Keywords: ATP, adenosine triphosphate; DTT, dithiothreitol; DUB, deubiquitinating enzyme; Deubiquitinating enzyme; GST, glutathione-S-transferase; HSQC, heteronuclear single quantum coherence; IAA, iodoacetamide; Isopeptide bond; JosK117-only, Josephin mutant in which all lysines but K117 are mutated; Josephin; MS/MS tandem, mass spectrometry; Machado–Joseph disease; NMR, nuclear magnetic resonance; PDB, Protein Data Bank; Post-translational modification; SDS–PAGE, sodium dodecyl sulfate–polyacrylamide gel electrophoresis; Spinocerebellar ataxia type 3; Tris–HCl, 2-amino-2-(hydroxymethyl)-1,3-propanediol hydrochloride; Ubiquitin.

Graphical abstract

Fig. 1

Scheme of the protocol set up for the production of mono-ubiquitinated JosK117-only.

Fig. 2

In vitro ubiquitination of JosK117-only. All reactions are monitored at t = 0, 3 and 20 h. Lanes 1–3: reaction using commercial enzymes (0.16 μM E1, 8 μM UbcH5a and 1 μM CHIP), 50 μM ubiquitin and 12 μM JosK117-only at room temperature [27]. Lanes 4–6: reaction using commercial enzymes (1 μM E1, 8 μM UbcH5a, 8 μM CHIP), 250 μM ubiquitin and 50 μM JosK117-only. Lanes 7–9: reaction using enzymes prepared in the lab at the final concentrations as in lanes 4–6. Lanes 10–12: reaction using Josephin pre-treated with IAA. Lane 13: purified mono-ubiquitinated JosK117-only. Lane 14: molecular weight marker. Di-ubiquitin and poly-ubiquitin chains are indicated with arrows. The bands of E1, E2 and E3 enzymes are indicated with annotation below each corresponding band. The Addgene clone of UbcH5a used for the production in the lab comprise an initial sequence deriving from cloning which explains the higher MW with respect to the commercial enzyme.

Fig. 3

Anion exchange purification of mono-ubiquitinated JosK117-only. Absorbance at 280 nm (blue), 250 nm (red) and percentage of buffer B (1 M NaCl) are reported. Mono-ubiquitinated JosK117-only elutes at ∼47 ml. (For interpretation of the references to color in this figure legend, the reader is referred to the web version of this article.)

Fig. 4

MS analysis of JosK117-only.
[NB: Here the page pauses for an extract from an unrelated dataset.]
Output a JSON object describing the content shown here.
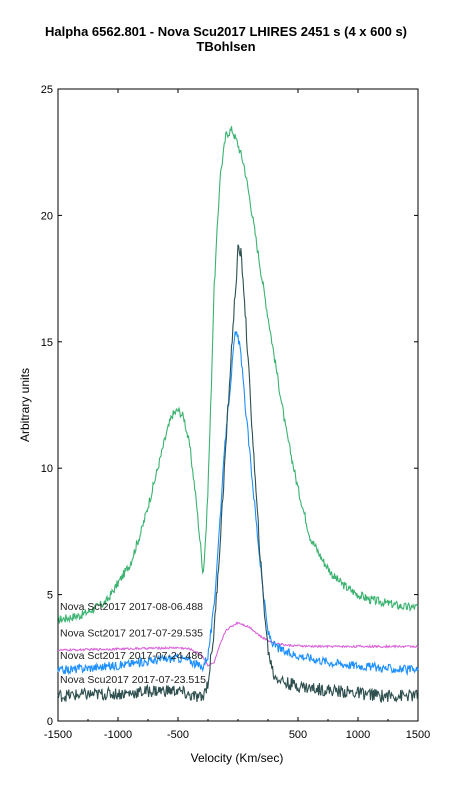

Top: MS spectrum of mono-ubiquitinated JosK117-only after trypsin digestion. The left arrow corresponds to Josephin GAMESIFHER N-terminal peptide, the right arrow indicates the mass of amino acids 111–124 including the ubiquitin C-terminal GG dipeptide covalently attached to lysine 117. Bottom: fragmentation with MS/MS of the peptide containing lysine 117.

Fig. 5

Comparison of NMR spectra of different Josephin samples. (A) ¹⁵N HSQC spectrum of labelled Josephin wild-type (in cyan) superimposed to the spectrum of labelled JosK117-only (in blue). (B) ¹⁵N HSQC spectrum of labelled JosK117-only covalently linked to unlabelled ubiquitin (in green) superimposed to the spectrum of labelled JosK117-only (in blue). (C) ¹⁵N HSQC spectrum of labelled ubiquitin covalently linked to unlabelled JosK117-only (in green) superimposed to the spectrum of labelled ubiquitin (in blue).The samples contain 300 μM proteins in 20 mM Na phosphate pH 6.5, 2 mM DTT. The spectra were recorded at 700 MHz and 25 °C. (For interpretation of the references to color in this figure legend, the reader is referred to the web version of this article.)